La guerra civil española

El gobierno espera

~ 10-17 de julio de 1936 ~

Corría el mes de julio de 1936 y, en unas horas, el golpe militar contra la República del que se venía hablando desde hacía meses constituyó para todos, incluso para quienes habían conspirado, un acontecimiento asombroso en su magnitud e incierto en su desarrollo. El gobierno de la República, presidido por Santiago Casares Quiroga, había celebrado el día 10 su acostumbrada reunión de los viernes, en la que el ministro de Comunicaciones y Marina Mercante, Bernardo Giner de los Ríos, entregó unas notas con abundante documentación sobre las conversaciones captadas por la policía entre los militares que conspiraban contra la República. La sublevación militar, dijo Casares, puede ser inmediata, quizás mañana o pasado. Tenían en la mano todos los hilos de la trama y hasta las instrucciones enviadas por uno de los jefes de la conspiración, el general Mola, que habían sido recogidas por el director general de Seguridad, José Alonso Mallol. A la vista de estos informes, los presidentes de la República y del Gobierno habían decidido que solo existían dos opciones: abortar el movimiento ordenando la detención inmediata de todos los implicados o esperar a que la conspiración estallase para someterla y destrozar de una vez la amenaza constante que desde su nacimiento venía pesando sobre la República. Optaron por la segunda.

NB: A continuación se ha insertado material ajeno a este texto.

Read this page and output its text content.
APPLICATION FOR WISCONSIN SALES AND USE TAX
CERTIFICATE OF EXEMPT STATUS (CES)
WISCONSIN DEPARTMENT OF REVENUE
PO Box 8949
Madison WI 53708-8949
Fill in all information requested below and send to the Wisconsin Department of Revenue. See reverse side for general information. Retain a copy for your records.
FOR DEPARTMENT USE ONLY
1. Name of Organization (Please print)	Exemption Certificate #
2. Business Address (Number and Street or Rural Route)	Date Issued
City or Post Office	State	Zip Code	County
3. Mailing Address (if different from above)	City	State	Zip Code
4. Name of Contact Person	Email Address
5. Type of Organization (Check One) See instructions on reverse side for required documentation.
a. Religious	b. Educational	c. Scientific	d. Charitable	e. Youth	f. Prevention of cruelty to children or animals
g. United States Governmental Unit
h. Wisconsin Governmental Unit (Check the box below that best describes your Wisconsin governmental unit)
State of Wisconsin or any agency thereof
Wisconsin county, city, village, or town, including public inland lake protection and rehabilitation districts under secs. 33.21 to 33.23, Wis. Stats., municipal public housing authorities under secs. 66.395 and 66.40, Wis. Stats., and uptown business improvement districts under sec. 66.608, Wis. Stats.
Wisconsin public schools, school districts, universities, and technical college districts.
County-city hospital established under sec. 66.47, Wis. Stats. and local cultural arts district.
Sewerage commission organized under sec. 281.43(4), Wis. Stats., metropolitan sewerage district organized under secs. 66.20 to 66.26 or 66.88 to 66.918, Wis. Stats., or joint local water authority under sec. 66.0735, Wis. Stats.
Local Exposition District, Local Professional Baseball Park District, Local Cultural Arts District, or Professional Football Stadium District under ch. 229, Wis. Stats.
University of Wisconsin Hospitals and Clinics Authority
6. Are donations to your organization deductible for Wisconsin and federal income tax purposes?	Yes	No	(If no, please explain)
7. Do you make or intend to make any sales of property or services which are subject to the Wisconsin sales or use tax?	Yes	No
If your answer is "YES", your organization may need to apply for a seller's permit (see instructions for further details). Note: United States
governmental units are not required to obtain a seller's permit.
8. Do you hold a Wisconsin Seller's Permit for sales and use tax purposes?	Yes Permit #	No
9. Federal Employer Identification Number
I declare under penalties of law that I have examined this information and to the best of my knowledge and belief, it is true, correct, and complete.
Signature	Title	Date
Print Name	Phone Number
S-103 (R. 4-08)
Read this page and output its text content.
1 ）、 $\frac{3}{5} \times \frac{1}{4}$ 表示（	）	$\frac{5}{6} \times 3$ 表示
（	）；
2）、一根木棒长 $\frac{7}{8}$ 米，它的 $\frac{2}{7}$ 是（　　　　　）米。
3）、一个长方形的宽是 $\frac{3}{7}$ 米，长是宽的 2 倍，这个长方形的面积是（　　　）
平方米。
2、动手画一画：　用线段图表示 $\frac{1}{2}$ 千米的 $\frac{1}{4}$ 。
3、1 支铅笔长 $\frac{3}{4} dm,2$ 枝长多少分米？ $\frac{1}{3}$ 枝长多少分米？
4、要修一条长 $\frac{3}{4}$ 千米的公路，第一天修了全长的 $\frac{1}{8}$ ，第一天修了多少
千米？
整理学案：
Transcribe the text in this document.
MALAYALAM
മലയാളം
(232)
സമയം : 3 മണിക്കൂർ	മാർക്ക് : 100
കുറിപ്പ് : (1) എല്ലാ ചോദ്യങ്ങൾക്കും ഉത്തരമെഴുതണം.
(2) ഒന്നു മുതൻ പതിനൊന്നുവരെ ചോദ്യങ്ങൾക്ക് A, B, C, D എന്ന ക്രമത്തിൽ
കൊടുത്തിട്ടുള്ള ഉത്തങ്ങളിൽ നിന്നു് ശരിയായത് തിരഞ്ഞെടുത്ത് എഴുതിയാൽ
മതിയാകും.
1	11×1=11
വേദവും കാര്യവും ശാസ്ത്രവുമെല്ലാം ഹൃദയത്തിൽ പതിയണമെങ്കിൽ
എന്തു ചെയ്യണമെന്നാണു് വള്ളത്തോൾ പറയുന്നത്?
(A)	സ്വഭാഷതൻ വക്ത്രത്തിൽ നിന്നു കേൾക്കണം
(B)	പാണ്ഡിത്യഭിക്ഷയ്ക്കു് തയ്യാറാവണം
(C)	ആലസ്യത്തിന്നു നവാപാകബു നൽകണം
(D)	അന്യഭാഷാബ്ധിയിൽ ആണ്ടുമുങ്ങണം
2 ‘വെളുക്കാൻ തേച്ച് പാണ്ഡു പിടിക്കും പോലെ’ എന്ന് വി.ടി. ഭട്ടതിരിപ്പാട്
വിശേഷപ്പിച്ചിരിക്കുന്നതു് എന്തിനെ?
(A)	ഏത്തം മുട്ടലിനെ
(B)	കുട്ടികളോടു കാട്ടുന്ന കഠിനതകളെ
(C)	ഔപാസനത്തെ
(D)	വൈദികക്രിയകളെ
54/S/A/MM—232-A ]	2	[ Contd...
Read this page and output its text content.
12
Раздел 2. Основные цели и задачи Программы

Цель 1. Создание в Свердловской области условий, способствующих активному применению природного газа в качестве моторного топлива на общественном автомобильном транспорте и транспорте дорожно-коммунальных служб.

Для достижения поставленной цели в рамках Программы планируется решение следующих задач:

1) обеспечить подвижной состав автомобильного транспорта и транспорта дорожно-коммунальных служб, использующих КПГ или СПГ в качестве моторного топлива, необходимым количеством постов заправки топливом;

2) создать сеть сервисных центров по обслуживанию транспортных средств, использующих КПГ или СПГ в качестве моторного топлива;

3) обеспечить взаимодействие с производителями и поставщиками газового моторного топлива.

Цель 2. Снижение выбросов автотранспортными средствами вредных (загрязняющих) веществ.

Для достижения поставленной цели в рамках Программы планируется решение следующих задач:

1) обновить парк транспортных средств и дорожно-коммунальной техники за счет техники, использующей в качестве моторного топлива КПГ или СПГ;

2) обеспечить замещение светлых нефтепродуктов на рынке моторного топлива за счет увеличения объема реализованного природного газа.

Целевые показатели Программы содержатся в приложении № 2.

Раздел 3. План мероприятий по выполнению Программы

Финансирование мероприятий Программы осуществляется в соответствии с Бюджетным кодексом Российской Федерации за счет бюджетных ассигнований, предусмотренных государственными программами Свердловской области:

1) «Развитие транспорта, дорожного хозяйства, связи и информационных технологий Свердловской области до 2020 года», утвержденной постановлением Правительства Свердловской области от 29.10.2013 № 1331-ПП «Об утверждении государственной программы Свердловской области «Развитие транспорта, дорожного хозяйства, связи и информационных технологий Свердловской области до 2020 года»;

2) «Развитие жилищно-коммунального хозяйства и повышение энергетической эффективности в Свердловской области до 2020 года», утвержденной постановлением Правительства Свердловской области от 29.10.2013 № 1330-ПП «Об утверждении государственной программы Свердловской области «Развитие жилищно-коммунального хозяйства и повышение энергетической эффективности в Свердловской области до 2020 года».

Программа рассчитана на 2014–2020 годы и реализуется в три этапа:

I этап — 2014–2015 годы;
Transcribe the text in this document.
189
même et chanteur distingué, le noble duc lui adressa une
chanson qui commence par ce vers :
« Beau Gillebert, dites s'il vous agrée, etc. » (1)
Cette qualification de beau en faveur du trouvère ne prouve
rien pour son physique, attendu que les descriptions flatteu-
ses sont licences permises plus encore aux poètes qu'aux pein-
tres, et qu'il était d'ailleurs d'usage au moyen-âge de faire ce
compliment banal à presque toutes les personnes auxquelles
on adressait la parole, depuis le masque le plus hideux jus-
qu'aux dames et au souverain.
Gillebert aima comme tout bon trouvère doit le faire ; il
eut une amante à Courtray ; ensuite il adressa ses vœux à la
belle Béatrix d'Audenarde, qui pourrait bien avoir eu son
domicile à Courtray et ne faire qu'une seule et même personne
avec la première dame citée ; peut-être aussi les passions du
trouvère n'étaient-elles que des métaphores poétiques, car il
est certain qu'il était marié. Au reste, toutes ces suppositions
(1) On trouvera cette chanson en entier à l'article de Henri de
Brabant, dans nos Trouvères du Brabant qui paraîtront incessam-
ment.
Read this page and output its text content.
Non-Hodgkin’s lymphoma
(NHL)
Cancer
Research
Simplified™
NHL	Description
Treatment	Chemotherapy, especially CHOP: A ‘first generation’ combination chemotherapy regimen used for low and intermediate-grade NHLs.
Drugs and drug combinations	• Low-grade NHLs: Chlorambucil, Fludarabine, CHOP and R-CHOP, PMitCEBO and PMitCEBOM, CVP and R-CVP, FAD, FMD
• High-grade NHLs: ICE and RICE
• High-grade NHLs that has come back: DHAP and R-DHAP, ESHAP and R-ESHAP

Esperar a que la sublevación se produjera fue lo que en agosto de 1932 habían decidido también Manuel Azaña, como presidente del Gobierno y ministro de la Guerra, y Santiago Casares, como ministro de la Gobernación, ante los informes policiales sobre una inminente rebelión encabezada por el general Sanjurjo. Por aquel entonces, esperaron a que se diera y, cuando salieron a la calle los primeros insurrectos, fue suficiente la intervención de la policía y la Guardia Civil para sofocar en unas horas la rebelión.

Esa era la experiencia del Gobierno republicano y esa fue su posición desde que, a raíz del triunfo del Frente Popular en las elecciones de 16 de febrero de 1936, empezaron a correr rumores y a circular noticias sobre una nueva conspiración militar. Manuel Azaña, que asumió la presidencia del Gobierno el 19 de febrero ante la precipitada dimisión de Manuel Portela, calificó a finales del mismo mes, en una entrevista con el embajador de Francia, como «charlas de café» todo lo que se decía acerca de la «pretendida agitación de los militares». Luego, desde la presidencia de la República, y cuando los informes policiales confirmaron los progresos de la conspiración militar, su respuesta, junto a la de su sucesor en la presidencia del Gobierno, Santiago Casares, fue que lo mejor era esperar a que los militares se decidieran de una vez para así poder aplastar la rebelión y acabar con la agitación de los cuarteles. Mientras tanto, habían tomado medidas que consideraron suficientes para desarticularla: detención y encarcelamiento del jefe nacional de Falange Española, José Antonio Primo de Rivera, y de algunos de sus camaradas, varios cambios o combinaciones de destino de mandos militares, ascensos y nombramientos de militares presuntamente leales al frente de la Guardia Civil y de la sección de Asalto de la Policía Gubernativa. Con eso, creían disponer de suficientes resortes de poder para sofocar la rebelión, pues estaban seguros de que la mayoría de generales, con quienes habían mantenido conversaciones en las que recibieron promesas de lealtad a la República, se mantendrían fieles a sus juramentos.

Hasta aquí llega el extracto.